At the same time it's also possible that the open source alternatives of such apps will become so powerful and popular that you won't need PhotoShop as GIMP will be a superior tool.
The success of Blender, FireFox, Chromium, VLC, LibreOffice, MySQL, Android, Apache, etc has proved that nothing to do with proprietary-ness of the code. Open source development, under focused team, can be far superior to the non-free development.
Ubuntu Takes Care Of 95% Of My Computing
I use Ubuntu for 95% of my work. Only thing that I can't do under Ubuntu is film editing for which I use cheaper Sony Vegas Pro under Windows 7. Yes, I do play Crisis, COD or MoH and always pre-order the latest version on Amazon. So, these are two areas – film-editing and gaming – where I use Windows, but then I treat it more like an appliance -- a coffee maker. I don't use Windows for general purpose computing because I can do everything under Ubuntu.

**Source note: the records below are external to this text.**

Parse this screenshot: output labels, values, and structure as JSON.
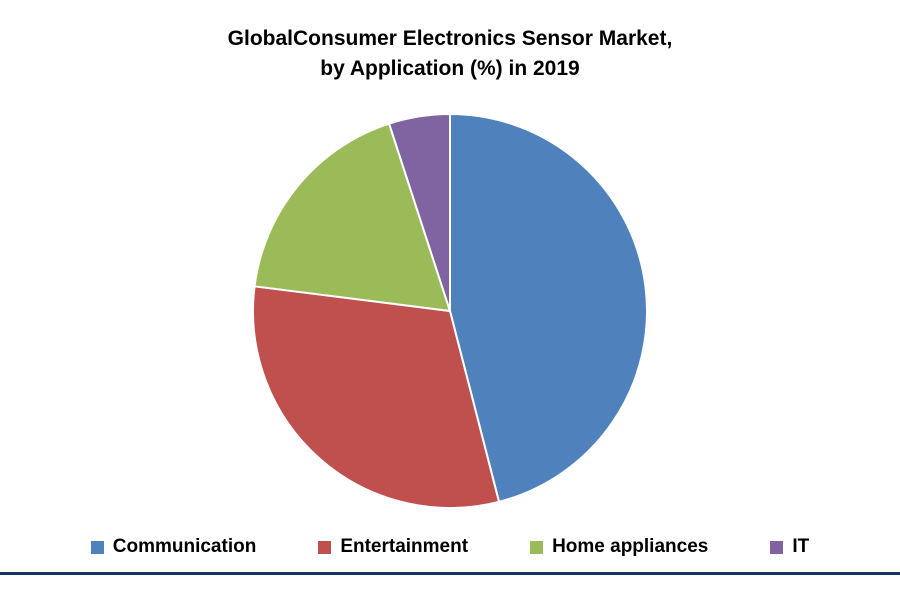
{
  "chart_data": {
    "type": "pie",
    "title": "GlobalConsumer Electronics Sensor Market,\nby Application (%) in 2019",
    "labels": [
      "Communication",
      "Entertainment",
      "Home appliances",
      "IT"
    ],
    "values": [
      46,
      31,
      18,
      5
    ],
    "unit": "%",
    "colors": [
      "#4F81BD",
      "#C0504D",
      "#9BBB59",
      "#8064A2"
    ],
    "start_angle_deg": 0,
    "direction": "clockwise",
    "slice_border_color": "#FFFFFF",
    "legend_position": "bottom",
    "background": "#FFFFFF",
    "accent_line_color": "#17375E"
  }
}
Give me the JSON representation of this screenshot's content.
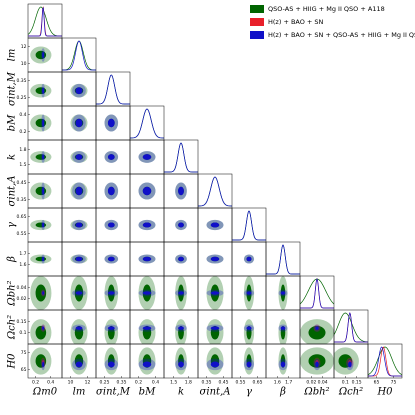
{
  "chart_data": {
    "type": "corner",
    "parameters": [
      {
        "label": "Ωm0",
        "lim": [
          0.1,
          0.55
        ],
        "ticks": [
          0.2,
          0.4
        ]
      },
      {
        "label": "lm",
        "lim": [
          9,
          13
        ],
        "ticks": [
          10,
          12
        ]
      },
      {
        "label": "σint,M",
        "lim": [
          0.2,
          0.4
        ],
        "ticks": [
          0.25,
          0.35
        ]
      },
      {
        "label": "bM",
        "lim": [
          0.1,
          0.5
        ],
        "ticks": [
          0.2,
          0.4
        ]
      },
      {
        "label": "k",
        "lim": [
          1.3,
          2.0
        ],
        "ticks": [
          1.5,
          1.8
        ]
      },
      {
        "label": "σint,A",
        "lim": [
          0.3,
          0.5
        ],
        "ticks": [
          0.35,
          0.45
        ]
      },
      {
        "label": "γ",
        "lim": [
          0.5,
          0.7
        ],
        "ticks": [
          0.55,
          0.65
        ]
      },
      {
        "label": "β",
        "lim": [
          1.5,
          1.8
        ],
        "ticks": [
          1.6,
          1.7
        ]
      },
      {
        "label": "Ωbh²",
        "lim": [
          0,
          0.06
        ],
        "ticks": [
          0.02,
          0.04
        ]
      },
      {
        "label": "Ωch²",
        "lim": [
          0.05,
          0.2
        ],
        "ticks": [
          0.1,
          0.15
        ]
      },
      {
        "label": "H0",
        "lim": [
          60,
          80
        ],
        "ticks": [
          65,
          75
        ]
      }
    ],
    "series": [
      {
        "name": "QSO-AS + HIIG + Mg II QSO + A118",
        "color": "#006400",
        "means": [
          0.27,
          11.0,
          0.29,
          0.3,
          1.65,
          0.4,
          0.6,
          1.65,
          0.03,
          0.1,
          70
        ],
        "sigmas": [
          0.07,
          0.5,
          0.02,
          0.05,
          0.06,
          0.025,
          0.015,
          0.02,
          0.015,
          0.03,
          4
        ]
      },
      {
        "name": "H(z) + BAO + SN",
        "color": "#e8202a",
        "means": [
          0.3,
          null,
          null,
          null,
          null,
          null,
          null,
          null,
          0.03,
          0.12,
          69
        ],
        "sigmas": [
          0.015,
          null,
          null,
          null,
          null,
          null,
          null,
          null,
          0.003,
          0.008,
          1.5
        ]
      },
      {
        "name": "H(z) + BAO + SN + QSO-AS + HIIG + Mg II QSO + A118",
        "color": "#1010c8",
        "means": [
          0.3,
          11.0,
          0.29,
          0.3,
          1.65,
          0.4,
          0.6,
          1.65,
          0.03,
          0.12,
          68
        ],
        "sigmas": [
          0.013,
          0.4,
          0.02,
          0.05,
          0.06,
          0.025,
          0.015,
          0.02,
          0.003,
          0.008,
          1.7
        ]
      }
    ]
  }
}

Hardware Support Under Ubuntu
I think this is the use-case of a majority of users. I admit there are some areas where I have to be careful and one such area is buying hardware. I have to make sure that it works under Linux. Well, then I always do research before making any purchase decision.
This is actually funny as I was building a new PC (to be used as Windows appliance for film-editing) and ordered a D-Link wifi card only to find later that Windows was not detecting it. On the site of the card said it was not supported by Windows 7. When I popped the Ubuntu Live CD it detected the card and it worked fine.
As far my phones are concerned I only have Nexus devices and Google takes care of all the updates OTA. My wife does have the Galaxy 10.1 tab but we never needed Kies to update it. Airdroid does a great job.
So, in my opinion, Ubuntu's target audience is simply the one which wants to use computing power to get a job done.